バイオケミストリーと比較した際に、私が最も変化を感じたのは学習内容だけではありませんでした。バイオケミストリーを学んでいた頃は、基本的には個人プレーが多かった印象です。課題はほとんど個人で提出するものであり、複数人で実験を行った際にもレポート作成は個人提出のことが多かったため、学習において人との協力を強いられることはありませんでした。しかし、ビジネスマネジメントのコースでは、実際にビジネスの世界で働くことを強く意識しているため、8割以上の課題がチーム課題でした。さらに、ほとんどの課題が、「ある会社が海外進出する際にどの国を選ぶべきか」「架空の商品を作り出し、その商品のマーケティング戦略とCMを作る」といった、一つの答えが存在しないものであったため、チームミーティングでの長時間の議論が必要なことが多々ありました。最初は、自分の意見が他のメンバーと違う時にそれを主張することができず、物事が進んでしまうこともありました。しかし、勇気を出して積極的に議論に参加するようになってからは、以前よりも課題の質が高くなったと実感することができ、その上、私自身の成長も感じられました。数多くのチーム課題を経て、チームで一つの課題に取り組む際には、人間関係に加え、適切な仕事分担が非常に大切だと感じました。「自分はこれが得意だからこのタスクしかやらない」と狭い視野を持つのではなく、客観的に誰が何をすべきか、そしてそれぞれのタスクに何人必要なのかなどを話し合い、仕事の分担で不満が生まれないようにする努力を多くしました。特に5人一組で取り組んだ卒業論文では、テーマ決め、文献レビュー、インタビューの実施、結果の分析など、様々な内容を常にグループで協力して進捗状況を確認する必要があったため、円滑なチームワークなしには卒業論文を完成させることが出来なかったと思います。複数人で一つのプロジェクトを担当するのはビジネスの世界では常にあることだと思いますので、卒業論文の作成を通してビジネスの世界に出る上で非常に大切な力を身に付けることができました。

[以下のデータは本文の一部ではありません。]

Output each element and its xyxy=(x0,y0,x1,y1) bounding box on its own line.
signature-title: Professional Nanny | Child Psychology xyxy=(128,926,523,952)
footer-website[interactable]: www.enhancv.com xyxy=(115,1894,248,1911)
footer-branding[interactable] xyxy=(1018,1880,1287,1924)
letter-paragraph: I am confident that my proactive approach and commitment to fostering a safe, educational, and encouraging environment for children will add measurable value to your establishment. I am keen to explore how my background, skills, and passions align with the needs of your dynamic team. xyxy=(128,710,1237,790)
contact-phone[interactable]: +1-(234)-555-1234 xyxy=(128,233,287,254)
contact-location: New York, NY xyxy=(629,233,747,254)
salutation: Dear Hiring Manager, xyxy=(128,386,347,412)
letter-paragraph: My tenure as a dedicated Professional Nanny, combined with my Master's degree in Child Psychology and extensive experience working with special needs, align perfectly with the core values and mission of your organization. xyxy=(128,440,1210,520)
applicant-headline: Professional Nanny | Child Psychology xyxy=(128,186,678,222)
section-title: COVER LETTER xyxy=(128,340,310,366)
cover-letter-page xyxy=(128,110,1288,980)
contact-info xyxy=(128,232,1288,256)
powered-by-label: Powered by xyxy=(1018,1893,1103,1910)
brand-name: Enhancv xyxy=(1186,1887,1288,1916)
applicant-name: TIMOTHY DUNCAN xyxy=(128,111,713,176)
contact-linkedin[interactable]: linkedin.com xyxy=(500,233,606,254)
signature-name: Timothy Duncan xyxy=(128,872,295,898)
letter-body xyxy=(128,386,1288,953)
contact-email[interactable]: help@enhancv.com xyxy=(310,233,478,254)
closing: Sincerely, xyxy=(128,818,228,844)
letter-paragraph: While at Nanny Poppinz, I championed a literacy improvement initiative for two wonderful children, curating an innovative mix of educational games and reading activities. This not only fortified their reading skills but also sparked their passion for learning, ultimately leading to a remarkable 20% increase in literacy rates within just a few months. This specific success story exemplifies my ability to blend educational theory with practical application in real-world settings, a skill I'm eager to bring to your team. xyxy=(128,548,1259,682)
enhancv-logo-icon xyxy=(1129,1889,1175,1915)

学習面以外では、昨年同様、ダンスチームの活動に注力しました。今年もチームの振付師として活動していましたが、昨年とは異なり、チーム内で一番ベテランでした。そのため、チームリーダーではなかったのですが、責任感が必要とされる場面が多々ございました。12月に参加した最初の大会では、準備不足により3位という満足のいく結果には至りませんでしたが、その後、チームの結束を深めるためのイベントを数多く開催しました。その結果、3月に行われた大規模な大会では優勝することができました。この大会は強豪校が集まる大会であり、昨年は準優勝に終わった悔しい経験がありました。そのため、今回の大会で有終の美を飾ることができ、感無量です。その後は、昨年同様、世界最大級のダンスイベントである「Move It」のメインステージでパフォーマンスする貴重な機会を頂戴し、悔いを残さずに大学でのダンス生活を終えることができました。
以上のように、英国での留学生活を通じて、学習面、課外活動の両面で多くの貴重な経験を積むことができました。特にビジネスマネジメントの学びでは、理論だけでなく実践的なスキルも養うことができ、将来のキャリア形成に大きな自信を得ることができました。また、ダンス活動を通じたチームワークやリーダーシップの経験は、人生においてかけがえのない財産となりました。このような充実した留学生活を送ることができたのは、ひとえにTazaki財団の皆様からの温かいご支援のおかげです。心より感謝申し上げます。今後もこの経験を活かし、さらに成長していけるよう努めてまいります。